Young black men in many parts of the U.S. face challenges and temptations that are beyond the ken of most of us.  Somehow, I missed Jesmyn Ward’s memoir when it came out last year and only just discovered it in paperback.  Men We Reaped is a haunting, painful and incisive portrait of five young men—poor and black with no real role models and few opportunities or support— all of whom died too young in the space of a few years.  They were cousins, friends, and a brother of Ward’s. The combination of grinding poverty, no full-time parents, the easy availability of drugs, and little sense of self-worth made for hard

JWardlives and early death.  In chapters alternating with accounts of each man, Ward chronicles the turmoil of her childhood, how her perspective on her parents, particularly her mother is revised over time, and her own struggle to value herself as a worthwhile person.  It’s amazing to me that Ward went on to success as a novelist (Salvage the Bones) and also returned to DeLisle to live.  She is now a professor of creative writing.

 

 

 

Retreating to an earlier time, I’m finishing up Megan Marshall’s evocative biography of Margaret Fuller.  Marshall previously wrote a biography of the Peabody sisters (19th century New England education reformers) which I read and enjoyed about 10 years ago.  Getting deep into Fuller’s life, I am re-appreciating what she was able to accomplish as a woman in a very male world.  She had been tutored and schooled  by her father, a harsh taskmaster.
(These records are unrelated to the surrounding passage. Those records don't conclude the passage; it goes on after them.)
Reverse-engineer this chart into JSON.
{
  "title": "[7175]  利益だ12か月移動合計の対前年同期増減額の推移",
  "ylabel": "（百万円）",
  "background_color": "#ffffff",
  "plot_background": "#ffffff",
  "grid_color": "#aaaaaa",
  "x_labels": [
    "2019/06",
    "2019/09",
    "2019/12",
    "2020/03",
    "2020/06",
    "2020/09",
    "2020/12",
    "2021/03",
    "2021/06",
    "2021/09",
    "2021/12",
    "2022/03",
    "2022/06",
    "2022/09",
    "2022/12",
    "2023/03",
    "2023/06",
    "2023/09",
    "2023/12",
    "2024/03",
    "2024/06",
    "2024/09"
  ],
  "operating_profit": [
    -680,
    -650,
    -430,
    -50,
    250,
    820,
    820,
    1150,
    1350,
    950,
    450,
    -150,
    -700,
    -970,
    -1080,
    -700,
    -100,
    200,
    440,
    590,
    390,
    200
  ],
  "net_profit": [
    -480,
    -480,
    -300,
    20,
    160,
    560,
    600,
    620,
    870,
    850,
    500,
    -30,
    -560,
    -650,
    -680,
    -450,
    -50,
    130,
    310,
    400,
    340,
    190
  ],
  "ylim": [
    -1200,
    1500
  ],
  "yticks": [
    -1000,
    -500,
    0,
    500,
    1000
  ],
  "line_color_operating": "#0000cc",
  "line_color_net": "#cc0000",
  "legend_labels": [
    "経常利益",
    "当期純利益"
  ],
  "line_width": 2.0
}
So it is not surprising that her primary  intellectual friends included the noted men of the day from Waldo Emerson to Nathaniel Hawthorne and Thoreau, as well as others whose names are less know to us today.  She did have friendships with other women and she offered a series of Conversations in which they could enroll.  These get-togethers seem to be the precursors of the women’s clubs–with names like Fortnightly, Roundabout, Current Events–that flourished late in the 19th and early 20th century and provided stimulation and brain food, as it were, for smart women who weren’t allowed professional jobs.  Margaret with her coterie debated philosophy and other topics and she encouraged them to speak out and share their thoughts with one another.

MFullerWhat is also fascinating is how Fuller’s view of the plight of women (property of their husbands) and their potential for a greater place in society and a more equal role in marriage went so far beyond what any other American was proposing. The Dial and later the Herald Tribune, gave her platforms from which to expound; later the publication of Woman in the Nineteenth Century, an expansion of an earlier essay, increased her standing and brought her invitations to speak.  She was a woman of big ideas and both voluble and forceful in conversation and in advocating her views.  I imagine some of her female friends found her a bit too much “in your face.”  Tragically, she died in a shipwreck at the age of only 40.